Libomptarget device 0 info: Host Ptr                         Target Ptr   
Libomptarget device 0 info: 0x00005578f14de020    0x00007f0bda400000

What should the printed address be though?

Note that the above results have been obtained with current Clang/LLVM main not with this patch applied.

If you apply this patch and run the above code but change the &x into a x you get:

float *x = (float *) malloc(10*sizeof(float));

#pragma omp target data map(to:x[0:10])
{
        #pragma omp target data use_device_ptr(x)
        {
            fprintf(stderr, "line %d x: %p\n", __LINE__, x); // prints address 0x7f0bda400000
        }

        #pragma omp target data use_device_addr(x)
        {
            fprintf(stderr, "line %d x: %p\n", __LINE__, x); // prints address 0x7f0bda400000
        }
    }
}
15

When an outer map(x) is placed, &x does print something meaningful.
I tried to access omp_get_mapped_ptr(&x, omp_get_default_device()) but got link time error about missing omp_get_mapped_ptr definition. It seems missing an implementation of this OpenMP API.

When there is no map(x), I also got nil, I think this is a bug, &x should keep the host value.

I cannot think of a useful example with use_device_addr(x) where x is a pointer. But x can be a scalar float.
and then call cublas gemm, the alpha/beta parameter can be &x.

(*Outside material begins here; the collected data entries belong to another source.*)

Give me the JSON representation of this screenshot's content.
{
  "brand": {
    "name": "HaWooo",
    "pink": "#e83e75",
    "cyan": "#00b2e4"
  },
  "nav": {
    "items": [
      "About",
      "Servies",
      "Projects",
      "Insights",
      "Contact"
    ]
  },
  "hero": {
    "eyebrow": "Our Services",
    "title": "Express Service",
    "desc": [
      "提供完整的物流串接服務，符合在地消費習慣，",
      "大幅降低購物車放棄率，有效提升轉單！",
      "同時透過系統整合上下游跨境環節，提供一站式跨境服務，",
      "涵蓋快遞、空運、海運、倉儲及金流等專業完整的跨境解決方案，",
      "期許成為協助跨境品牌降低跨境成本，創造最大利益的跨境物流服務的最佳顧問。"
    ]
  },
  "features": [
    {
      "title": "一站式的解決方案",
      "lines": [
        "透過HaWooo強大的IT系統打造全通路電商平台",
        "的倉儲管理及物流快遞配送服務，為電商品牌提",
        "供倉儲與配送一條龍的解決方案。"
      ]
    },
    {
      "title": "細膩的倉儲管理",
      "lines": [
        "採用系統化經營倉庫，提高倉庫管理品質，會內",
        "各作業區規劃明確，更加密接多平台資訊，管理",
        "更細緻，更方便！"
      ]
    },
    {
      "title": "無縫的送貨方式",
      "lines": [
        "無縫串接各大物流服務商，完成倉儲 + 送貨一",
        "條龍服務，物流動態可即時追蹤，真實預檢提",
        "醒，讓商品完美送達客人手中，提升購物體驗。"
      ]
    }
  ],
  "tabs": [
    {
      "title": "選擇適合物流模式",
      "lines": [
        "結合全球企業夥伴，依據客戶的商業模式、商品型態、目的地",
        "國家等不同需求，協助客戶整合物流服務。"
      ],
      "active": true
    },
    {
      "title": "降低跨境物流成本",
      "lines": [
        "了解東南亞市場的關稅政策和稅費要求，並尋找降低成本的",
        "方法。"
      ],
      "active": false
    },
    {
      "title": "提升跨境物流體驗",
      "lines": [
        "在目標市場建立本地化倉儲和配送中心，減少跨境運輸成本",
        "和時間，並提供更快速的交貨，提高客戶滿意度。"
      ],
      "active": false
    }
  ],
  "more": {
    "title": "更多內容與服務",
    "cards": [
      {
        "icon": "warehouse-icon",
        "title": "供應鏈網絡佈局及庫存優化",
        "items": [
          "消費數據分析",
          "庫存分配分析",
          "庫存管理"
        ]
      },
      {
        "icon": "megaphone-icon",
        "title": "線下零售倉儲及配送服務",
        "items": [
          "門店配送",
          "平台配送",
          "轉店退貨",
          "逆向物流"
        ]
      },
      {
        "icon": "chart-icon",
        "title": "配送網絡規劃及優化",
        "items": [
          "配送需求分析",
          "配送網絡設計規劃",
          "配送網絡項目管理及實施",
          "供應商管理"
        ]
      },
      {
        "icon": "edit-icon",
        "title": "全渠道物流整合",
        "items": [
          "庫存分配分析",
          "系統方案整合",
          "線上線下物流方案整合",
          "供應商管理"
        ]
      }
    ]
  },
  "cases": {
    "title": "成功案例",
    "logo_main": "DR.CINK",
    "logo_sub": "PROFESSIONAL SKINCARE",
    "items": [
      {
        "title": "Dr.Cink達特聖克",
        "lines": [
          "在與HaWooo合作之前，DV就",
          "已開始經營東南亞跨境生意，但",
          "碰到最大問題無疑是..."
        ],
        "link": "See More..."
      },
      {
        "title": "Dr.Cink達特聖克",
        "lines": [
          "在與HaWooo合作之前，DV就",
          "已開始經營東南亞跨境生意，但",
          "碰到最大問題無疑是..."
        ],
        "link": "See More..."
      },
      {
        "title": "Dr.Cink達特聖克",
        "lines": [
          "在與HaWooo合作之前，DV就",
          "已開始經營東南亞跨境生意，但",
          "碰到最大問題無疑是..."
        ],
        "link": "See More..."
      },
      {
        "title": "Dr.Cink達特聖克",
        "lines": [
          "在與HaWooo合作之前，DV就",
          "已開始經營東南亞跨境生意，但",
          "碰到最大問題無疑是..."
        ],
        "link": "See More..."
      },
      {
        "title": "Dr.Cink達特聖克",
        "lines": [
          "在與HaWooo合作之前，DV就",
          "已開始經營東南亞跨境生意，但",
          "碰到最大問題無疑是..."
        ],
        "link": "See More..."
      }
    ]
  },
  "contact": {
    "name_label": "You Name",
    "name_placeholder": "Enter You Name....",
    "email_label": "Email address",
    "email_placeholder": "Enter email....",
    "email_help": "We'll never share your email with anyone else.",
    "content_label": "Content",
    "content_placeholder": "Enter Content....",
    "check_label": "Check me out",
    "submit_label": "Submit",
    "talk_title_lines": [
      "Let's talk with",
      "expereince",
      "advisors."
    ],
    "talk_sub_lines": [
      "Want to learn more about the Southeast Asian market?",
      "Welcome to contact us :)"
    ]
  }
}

ye-luo added inline comments.Sep 12 2022, 5:18 PM
clang/test/OpenMP/target_data_use_device_addr_codegen_ptr.cpp
15

When I said map(x) I meant exactly #pragma omp target data map(to:x) which is different from #pragma omp target data map(to:x[0:10]).
The former maps the pointer scalar, the latter maps to the memory segment that x points to.

dreachem added inline comments.
clang/test/OpenMP/target_data_use_device_addr_codegen_ptr.cpp
15

This is what should be used for that case:

#pragma omp target data map(x[0:256])
#pragma omp target data use_device_addr(x[0:256])

Array sections are permitted for use_device_addr to handle cases like this.

ye-luo added inline comments.Sep 12 2022, 8:53 PM
clang/test/OpenMP/target_data_use_device_addr_codegen_ptr.cpp
15

If the intention is to access the device ptr of the mapped memory segment, @dreachem is correct, just map the array. I was confused by the intention of this patch.

doru1004 abandoned this revision.Sep 21 2022, 7:13 AM

The outcome of this discussion resulted in a fix to the original program from use_device_addr(x) to use_device_addr(x[:count]).